In the days that follow, we find an amazing new book about the Mercury 13 women. It's called Almost Astronauts and was a finalist for the Young Adults Library Services Association award. We learn about how Jerrie Cobb learned to fly a plane when she was 12. Fern declares she wants to become a pilot. She finds out she can fly before she can drive.
Birch builds a cardboard airplane with the girls. He takes them onto the air-traffic control website, where they can hear the control tower guiding planes into land. He promises to dust off his old flight simulator so they can try their hand at the joystick.
I find myself swallowing fears that Fern really means it. I talk to my dear friend who wanted to be an astronaut when she was Fern's age and who went on to be a solo global explorer...as a 19-year-old. I tell her I don't know if I have the right stuff to be an astronaut's mother. I want to keep my daughters under my wing. How can I let them soar? How did her mother let her? She tells me her mother believes that worry attracts what you worry about. You have to believe it will all turn out okay.

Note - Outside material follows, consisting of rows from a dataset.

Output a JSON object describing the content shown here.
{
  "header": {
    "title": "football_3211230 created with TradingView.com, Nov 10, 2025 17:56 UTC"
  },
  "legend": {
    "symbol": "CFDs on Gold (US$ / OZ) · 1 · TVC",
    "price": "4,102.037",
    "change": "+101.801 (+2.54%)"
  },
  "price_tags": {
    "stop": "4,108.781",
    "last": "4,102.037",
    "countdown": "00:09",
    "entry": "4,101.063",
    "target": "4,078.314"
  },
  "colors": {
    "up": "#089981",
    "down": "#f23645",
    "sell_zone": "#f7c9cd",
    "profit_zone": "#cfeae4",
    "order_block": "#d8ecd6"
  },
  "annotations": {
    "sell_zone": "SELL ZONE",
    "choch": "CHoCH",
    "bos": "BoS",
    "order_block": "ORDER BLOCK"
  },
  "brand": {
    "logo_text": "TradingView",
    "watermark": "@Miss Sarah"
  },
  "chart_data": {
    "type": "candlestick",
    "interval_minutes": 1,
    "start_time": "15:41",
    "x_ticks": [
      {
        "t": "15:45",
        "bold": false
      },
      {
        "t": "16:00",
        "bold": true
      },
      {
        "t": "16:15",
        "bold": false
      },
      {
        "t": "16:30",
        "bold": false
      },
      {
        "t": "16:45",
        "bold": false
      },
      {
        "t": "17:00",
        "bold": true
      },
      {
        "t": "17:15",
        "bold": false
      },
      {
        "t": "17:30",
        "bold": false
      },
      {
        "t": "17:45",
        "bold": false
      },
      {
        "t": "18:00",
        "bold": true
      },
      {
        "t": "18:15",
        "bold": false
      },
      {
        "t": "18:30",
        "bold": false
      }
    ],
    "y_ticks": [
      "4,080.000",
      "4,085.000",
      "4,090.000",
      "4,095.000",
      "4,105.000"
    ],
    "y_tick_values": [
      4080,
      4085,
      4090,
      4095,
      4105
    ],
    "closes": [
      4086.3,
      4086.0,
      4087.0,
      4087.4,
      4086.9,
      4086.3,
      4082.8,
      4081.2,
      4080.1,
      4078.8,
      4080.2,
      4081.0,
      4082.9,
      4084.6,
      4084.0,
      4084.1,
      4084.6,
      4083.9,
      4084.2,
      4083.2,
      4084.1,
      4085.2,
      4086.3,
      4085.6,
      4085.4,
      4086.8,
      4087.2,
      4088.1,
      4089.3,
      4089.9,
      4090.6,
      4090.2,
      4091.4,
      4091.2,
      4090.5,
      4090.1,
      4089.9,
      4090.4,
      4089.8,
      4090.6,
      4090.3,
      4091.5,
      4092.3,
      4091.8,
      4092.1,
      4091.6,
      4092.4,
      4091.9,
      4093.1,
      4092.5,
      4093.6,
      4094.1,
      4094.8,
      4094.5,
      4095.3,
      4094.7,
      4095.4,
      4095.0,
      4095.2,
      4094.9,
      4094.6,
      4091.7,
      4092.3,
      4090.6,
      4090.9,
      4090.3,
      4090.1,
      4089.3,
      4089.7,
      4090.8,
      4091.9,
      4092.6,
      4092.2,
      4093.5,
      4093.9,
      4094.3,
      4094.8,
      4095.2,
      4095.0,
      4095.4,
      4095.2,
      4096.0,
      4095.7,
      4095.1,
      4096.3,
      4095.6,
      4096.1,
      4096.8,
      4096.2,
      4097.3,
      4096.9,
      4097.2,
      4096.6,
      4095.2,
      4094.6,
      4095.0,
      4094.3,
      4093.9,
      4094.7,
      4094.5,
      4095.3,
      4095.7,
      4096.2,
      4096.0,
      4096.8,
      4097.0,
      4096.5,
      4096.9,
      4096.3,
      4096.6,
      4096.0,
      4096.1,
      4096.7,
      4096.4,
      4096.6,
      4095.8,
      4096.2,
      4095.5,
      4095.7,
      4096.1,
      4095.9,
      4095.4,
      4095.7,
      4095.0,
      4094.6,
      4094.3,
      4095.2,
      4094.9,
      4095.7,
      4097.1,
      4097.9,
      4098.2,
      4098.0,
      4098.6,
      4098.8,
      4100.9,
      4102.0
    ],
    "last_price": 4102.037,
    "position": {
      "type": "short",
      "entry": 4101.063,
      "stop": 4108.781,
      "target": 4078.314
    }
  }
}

Fern, then age 7, on an early flight
Believing it will all turn out okay.... My mind jumps to a YouTube about a man who went every day to a collapsed pile of rubble in Haiti that was once the bank where his wife worked. He called her name. Every time the heavy equipment stopped for a minute, he rushed onto the rubble and called her name. On the sixth day, she answered. She said a drink of water would be a pleasure. She sang when the firefighters pulled her out, sang a song about not fearing death. A reporter asked her if she thought she would live, and after six days in the darkness, alone and in pain, she answered, "Why not?"

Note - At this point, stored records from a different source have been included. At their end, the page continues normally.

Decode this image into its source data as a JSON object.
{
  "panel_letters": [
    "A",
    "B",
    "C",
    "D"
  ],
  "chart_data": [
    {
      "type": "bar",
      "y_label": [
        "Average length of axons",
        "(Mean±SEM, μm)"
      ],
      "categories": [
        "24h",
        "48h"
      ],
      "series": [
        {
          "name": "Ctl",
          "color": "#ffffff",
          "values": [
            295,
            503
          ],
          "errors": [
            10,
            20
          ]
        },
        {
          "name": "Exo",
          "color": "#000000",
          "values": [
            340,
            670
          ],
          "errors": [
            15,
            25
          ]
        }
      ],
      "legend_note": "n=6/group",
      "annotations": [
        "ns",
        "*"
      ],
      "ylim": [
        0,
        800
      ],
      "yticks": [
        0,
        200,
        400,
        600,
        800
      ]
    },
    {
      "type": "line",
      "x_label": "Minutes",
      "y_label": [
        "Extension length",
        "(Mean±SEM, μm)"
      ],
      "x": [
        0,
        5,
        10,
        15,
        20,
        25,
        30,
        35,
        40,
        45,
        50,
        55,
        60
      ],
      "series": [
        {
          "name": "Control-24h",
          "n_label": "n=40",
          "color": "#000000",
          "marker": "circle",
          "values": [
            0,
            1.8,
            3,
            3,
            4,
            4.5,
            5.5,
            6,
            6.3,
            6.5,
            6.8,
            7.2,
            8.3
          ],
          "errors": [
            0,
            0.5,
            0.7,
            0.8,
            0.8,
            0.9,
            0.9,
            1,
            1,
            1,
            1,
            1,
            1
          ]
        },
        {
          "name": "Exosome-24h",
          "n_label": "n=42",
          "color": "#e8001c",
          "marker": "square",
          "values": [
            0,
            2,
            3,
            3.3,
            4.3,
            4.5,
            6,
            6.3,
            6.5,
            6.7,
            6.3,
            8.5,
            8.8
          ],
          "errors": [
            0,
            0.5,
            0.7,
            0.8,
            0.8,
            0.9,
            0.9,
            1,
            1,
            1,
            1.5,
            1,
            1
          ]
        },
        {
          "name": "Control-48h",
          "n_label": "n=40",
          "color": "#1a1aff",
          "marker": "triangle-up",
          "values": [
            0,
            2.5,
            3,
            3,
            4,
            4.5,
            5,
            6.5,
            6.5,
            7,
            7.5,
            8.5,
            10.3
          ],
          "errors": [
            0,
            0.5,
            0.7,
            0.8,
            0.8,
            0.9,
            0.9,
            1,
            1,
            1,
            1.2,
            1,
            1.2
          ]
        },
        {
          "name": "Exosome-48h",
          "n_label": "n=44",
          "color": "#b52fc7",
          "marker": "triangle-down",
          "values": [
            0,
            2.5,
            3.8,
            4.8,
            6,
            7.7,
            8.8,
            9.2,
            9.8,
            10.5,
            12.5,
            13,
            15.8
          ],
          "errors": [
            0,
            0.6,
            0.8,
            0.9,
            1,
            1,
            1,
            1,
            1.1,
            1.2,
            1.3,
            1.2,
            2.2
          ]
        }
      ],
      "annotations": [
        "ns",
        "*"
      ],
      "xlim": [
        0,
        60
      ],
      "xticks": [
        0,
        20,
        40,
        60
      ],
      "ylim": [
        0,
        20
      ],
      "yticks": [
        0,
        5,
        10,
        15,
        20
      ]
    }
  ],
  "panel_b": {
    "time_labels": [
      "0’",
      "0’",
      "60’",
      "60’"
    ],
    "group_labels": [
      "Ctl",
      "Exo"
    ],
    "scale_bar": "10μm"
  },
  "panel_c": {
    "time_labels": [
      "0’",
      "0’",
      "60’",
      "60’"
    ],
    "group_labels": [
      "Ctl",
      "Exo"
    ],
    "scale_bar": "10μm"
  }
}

Somehow we started with Archimedes, and we moved from the stars and moon to a child's dreams and a mother's fears and at last to the pure wondrousness of the human spirit.
As Fern researches how to take flight, I study on how to let her. But who knows where her imagination and energy will focus. Reading our history book the other day, we were three paragraphs into a chapter about Jamestown when the Virginia Company was introduced. Which led to an explanation of buying shares in a company. Which led to an explanation of the stock market. Which led to some Googling about how small investors can get into the stock market...very small investors. Ones who penny-pinch their egg money and who desperately want a goat.
That's homeschool at our home. Who knows where we're headed exactly...to high finance, to the stars, to something great. In the meantime, we're all learning all the time.